Клятвы, слезы, «небесное счастье» и горькое раскаяние — все было в этом коротком, но страстном романе. Кларинда знала о Сильвандере все: он рассказал ей о Джин, о своих незаконнорожденных детях. Она вышивала рубашечки для крошки Бобби и возмущалась поведением Джин. «Отречься от вас, — писала она Бернсу, — нет, эта милая девушка либо ангел, либо дурочка!»
А «милую девушку» в это время родители выгнали из дому: не сумела женить на себе Роберта, снова ждет от него ребенка — пускай теперь расплачивается за все сама. Джин приютила у себя на мельнице супружеская чета Мьюр, сочувствующая бедственному положению молодой женщины.
Роберт узнал об этом из письма, которое отправили ему в Эдинбург родные. И он, еще вчера клявшийся Кларинде, что будет любить ее вечно, решил отправиться домой. Расставаясь с Клариндой, он обещал ей писать ежедневно, клялся, что будет ее боготворить и помнить о ней всегда, но та уже понимала, что пути их расходятся.
В Мохлин Бернс приехал в конце февраля 1788 г., успев посетить по дороге свою близкую приятельницу миссис Дэнлоп. Джин он застал в плачевном состоянии — подурневшая до неузнаваемости, робкая и растерянная молодая женщина была на последних месяцах беременности, которую очень тяжело переносила. В марте она родила девочек-двойняшек, одна из которых прожила всего 10 дней, а другая — 15. Судя по всему, Бернс сразу признал ее своей женой, хотя оглашение состоялось только в мае, а церковный суд утвердил их брак лишь 5 августа. Таким образом, Джин стала единственной законной женой Бернса. Причем тогда же он высказал любопытную, отнюдь не сентиментальную точку зрения на брак. Ее суть сводилась к следующему: «Иметь под рукой женщину, с которой можно спать, когда только ты этого захочешь, не рискуя получить до конца жизни это проклятие — незаконнорожденных детей… Вот вам очень солидная точка зрения на женитьбу». Однако сам он, как показала его недолгая жизнь, совершал поступки, совершенно противоположные той теории, которую проповедовал.

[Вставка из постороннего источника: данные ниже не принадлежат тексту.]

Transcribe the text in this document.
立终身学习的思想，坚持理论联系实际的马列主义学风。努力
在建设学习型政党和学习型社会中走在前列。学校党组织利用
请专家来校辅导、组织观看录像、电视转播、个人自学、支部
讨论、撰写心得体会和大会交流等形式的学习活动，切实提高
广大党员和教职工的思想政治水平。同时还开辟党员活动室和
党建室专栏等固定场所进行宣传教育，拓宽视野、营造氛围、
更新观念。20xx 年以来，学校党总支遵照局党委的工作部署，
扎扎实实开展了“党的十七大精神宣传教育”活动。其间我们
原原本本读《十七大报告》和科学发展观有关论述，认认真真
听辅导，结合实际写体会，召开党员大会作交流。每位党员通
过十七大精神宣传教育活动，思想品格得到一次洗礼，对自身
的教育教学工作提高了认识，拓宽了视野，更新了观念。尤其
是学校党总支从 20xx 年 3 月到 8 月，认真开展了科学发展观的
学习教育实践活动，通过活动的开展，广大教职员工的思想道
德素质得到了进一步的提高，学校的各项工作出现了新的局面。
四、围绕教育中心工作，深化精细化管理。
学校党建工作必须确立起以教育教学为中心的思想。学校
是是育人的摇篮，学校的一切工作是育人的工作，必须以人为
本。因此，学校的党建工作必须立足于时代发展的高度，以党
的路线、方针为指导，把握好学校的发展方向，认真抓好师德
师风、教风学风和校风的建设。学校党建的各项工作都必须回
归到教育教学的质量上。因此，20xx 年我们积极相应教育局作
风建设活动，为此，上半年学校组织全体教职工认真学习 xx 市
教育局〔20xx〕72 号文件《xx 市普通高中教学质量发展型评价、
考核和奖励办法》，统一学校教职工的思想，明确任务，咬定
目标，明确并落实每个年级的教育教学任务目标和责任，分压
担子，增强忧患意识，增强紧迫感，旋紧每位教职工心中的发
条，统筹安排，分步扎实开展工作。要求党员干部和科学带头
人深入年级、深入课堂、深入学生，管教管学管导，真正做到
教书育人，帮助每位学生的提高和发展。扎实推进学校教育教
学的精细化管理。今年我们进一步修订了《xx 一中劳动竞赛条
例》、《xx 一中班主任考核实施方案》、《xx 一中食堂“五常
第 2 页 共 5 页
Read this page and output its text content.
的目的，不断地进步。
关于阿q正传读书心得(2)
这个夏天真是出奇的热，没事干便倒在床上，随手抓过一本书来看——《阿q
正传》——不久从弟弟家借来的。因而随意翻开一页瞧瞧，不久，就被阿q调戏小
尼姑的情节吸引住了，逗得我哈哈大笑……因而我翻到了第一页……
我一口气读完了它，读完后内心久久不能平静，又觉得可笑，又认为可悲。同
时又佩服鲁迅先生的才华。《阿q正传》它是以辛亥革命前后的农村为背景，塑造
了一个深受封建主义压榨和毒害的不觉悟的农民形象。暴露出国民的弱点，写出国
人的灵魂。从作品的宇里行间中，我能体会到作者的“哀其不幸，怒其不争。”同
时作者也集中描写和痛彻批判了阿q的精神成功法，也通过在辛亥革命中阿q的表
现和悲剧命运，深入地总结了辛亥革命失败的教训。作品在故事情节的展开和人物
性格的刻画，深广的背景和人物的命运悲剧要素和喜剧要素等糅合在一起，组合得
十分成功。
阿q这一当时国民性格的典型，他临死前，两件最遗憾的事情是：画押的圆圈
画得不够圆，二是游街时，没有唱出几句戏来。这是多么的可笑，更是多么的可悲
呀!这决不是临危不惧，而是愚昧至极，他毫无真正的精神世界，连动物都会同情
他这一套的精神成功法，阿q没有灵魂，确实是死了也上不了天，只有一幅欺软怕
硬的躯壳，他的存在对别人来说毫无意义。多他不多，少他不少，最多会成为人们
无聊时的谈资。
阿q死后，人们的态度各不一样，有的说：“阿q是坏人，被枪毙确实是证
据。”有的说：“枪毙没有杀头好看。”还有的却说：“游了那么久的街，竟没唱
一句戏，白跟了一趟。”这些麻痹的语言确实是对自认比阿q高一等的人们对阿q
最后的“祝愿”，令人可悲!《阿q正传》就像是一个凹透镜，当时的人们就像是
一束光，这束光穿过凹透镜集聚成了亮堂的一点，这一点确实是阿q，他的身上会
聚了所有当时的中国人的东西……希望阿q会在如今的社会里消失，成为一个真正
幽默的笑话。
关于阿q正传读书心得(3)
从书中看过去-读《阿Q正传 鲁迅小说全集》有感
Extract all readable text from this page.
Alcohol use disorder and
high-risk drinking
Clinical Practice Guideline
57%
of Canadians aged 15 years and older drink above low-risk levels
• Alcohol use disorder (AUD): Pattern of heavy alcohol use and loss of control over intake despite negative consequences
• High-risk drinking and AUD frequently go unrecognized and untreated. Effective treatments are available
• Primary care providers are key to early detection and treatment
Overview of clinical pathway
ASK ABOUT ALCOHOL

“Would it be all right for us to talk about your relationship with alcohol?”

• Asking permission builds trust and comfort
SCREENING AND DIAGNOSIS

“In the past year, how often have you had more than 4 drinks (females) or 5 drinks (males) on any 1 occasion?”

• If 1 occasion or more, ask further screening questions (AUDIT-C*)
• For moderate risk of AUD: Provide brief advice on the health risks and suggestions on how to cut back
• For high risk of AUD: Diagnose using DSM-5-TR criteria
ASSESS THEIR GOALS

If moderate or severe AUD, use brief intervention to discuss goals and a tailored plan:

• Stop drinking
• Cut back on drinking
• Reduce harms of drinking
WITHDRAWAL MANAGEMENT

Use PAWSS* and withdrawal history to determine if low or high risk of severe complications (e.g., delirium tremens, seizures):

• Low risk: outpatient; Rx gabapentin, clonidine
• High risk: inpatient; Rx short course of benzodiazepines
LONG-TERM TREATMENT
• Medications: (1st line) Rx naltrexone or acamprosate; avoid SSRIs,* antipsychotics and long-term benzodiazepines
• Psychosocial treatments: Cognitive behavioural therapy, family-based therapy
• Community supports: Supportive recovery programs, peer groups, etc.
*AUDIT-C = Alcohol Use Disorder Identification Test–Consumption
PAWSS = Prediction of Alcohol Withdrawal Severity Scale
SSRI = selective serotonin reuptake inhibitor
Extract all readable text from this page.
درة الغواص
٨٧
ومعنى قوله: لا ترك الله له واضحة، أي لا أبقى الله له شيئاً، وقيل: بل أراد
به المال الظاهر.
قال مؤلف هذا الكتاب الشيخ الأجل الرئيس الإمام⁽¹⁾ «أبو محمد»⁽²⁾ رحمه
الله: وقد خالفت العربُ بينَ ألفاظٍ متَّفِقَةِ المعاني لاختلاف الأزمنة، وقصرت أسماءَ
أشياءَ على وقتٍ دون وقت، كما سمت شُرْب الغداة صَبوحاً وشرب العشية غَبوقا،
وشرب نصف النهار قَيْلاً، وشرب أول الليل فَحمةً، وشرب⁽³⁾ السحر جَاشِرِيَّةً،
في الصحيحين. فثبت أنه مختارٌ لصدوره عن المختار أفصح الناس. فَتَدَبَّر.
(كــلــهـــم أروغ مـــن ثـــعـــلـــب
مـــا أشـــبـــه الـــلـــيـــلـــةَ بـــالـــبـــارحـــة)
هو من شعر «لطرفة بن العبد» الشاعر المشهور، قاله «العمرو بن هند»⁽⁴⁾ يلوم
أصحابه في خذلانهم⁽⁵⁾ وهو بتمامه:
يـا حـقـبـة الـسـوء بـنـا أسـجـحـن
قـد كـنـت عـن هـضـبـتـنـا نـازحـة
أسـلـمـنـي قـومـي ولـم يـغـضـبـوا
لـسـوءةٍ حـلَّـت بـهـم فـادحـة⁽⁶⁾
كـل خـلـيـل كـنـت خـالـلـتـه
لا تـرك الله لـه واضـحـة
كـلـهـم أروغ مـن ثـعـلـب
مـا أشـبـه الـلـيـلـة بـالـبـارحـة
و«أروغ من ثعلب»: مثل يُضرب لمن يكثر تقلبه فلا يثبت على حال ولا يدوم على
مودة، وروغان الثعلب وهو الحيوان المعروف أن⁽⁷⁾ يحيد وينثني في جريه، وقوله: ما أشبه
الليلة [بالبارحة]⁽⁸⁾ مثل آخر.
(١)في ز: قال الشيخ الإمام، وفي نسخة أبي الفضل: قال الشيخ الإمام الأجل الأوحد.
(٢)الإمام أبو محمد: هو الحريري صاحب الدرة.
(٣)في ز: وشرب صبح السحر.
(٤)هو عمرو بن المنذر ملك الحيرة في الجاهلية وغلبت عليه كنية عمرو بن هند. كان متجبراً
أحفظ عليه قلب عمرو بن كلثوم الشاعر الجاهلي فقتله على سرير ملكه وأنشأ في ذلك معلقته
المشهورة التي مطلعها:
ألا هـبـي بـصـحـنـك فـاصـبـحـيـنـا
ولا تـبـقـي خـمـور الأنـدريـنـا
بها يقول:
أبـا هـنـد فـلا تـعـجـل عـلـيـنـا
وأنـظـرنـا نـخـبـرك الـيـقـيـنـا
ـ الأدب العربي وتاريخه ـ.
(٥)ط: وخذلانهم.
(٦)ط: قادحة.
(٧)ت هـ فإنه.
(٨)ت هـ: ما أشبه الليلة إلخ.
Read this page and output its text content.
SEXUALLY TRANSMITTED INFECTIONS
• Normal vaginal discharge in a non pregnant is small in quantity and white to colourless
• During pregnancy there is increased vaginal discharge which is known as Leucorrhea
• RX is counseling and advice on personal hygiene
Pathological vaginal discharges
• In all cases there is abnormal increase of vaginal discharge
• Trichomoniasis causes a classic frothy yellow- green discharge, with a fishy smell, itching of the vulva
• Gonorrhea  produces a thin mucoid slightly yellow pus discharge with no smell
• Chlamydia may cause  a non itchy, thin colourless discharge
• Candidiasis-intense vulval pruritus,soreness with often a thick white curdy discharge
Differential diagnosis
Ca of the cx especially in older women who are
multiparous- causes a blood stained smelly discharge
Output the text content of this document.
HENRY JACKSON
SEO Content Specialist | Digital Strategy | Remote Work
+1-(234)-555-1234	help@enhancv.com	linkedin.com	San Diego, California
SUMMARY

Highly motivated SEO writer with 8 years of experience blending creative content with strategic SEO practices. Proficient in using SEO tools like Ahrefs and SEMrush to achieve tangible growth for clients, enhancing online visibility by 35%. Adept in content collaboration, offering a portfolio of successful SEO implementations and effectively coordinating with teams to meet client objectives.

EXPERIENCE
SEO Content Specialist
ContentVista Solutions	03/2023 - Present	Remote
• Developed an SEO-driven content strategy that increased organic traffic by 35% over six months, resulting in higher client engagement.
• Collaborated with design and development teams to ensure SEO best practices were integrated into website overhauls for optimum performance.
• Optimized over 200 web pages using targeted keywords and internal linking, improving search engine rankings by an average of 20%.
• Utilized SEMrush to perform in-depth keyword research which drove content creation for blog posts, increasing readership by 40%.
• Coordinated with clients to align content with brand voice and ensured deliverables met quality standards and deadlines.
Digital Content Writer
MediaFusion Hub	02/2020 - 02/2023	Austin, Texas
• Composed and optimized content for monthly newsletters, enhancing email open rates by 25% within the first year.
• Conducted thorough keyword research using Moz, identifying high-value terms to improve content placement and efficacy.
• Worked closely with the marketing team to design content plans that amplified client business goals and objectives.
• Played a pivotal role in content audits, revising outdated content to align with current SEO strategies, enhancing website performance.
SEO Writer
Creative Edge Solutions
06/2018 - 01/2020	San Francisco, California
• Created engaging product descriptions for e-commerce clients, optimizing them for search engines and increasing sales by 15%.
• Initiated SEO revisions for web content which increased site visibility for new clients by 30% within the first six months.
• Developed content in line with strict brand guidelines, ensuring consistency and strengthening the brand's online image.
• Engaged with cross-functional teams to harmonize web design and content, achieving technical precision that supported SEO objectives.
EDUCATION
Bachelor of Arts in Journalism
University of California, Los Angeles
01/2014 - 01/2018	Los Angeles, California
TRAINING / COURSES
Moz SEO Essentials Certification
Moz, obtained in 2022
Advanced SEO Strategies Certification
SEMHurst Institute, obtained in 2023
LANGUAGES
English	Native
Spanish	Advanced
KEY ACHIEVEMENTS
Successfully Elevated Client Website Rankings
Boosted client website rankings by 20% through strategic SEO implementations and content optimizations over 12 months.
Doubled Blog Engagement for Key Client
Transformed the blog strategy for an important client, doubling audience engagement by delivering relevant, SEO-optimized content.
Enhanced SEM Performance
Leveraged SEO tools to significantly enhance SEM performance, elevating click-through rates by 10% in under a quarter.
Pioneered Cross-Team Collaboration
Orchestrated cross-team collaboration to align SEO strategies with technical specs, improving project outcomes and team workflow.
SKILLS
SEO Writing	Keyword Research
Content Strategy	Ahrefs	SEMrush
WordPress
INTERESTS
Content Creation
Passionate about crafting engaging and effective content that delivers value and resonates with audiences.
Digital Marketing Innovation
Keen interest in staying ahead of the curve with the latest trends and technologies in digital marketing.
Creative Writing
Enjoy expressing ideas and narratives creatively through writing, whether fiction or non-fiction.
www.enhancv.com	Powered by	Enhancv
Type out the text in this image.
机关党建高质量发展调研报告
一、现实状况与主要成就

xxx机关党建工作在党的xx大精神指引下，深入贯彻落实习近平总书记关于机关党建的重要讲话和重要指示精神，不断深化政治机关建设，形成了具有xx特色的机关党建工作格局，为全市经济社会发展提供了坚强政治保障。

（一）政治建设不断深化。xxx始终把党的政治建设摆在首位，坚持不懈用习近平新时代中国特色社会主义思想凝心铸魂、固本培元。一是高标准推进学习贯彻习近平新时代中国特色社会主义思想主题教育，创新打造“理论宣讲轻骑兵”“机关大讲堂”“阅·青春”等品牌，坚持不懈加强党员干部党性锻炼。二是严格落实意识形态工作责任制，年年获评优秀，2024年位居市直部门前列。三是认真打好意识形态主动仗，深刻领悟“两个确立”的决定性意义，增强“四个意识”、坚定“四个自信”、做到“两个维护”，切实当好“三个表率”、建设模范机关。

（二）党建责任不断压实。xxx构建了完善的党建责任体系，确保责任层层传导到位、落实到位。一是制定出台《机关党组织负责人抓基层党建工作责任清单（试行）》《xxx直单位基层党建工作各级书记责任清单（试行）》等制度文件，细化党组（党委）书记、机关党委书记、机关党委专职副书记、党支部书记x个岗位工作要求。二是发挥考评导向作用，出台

После женитьбы чета Бернс поселилась в Эллисланде, где Роберт взял в аренду ферму. К лету 1789 г. стало ясно, что в ближайшем будущем ферма дохода не принесет, и в октябре Бернс по протекции получил должность акцизного инспектора в своем сельском районе. С работой он справлялся неплохо, и через год его перевели в Дамфрис. Бернс отказался от аренды фермы, и с тех пор семья жила только на жалование акцизного инспектора.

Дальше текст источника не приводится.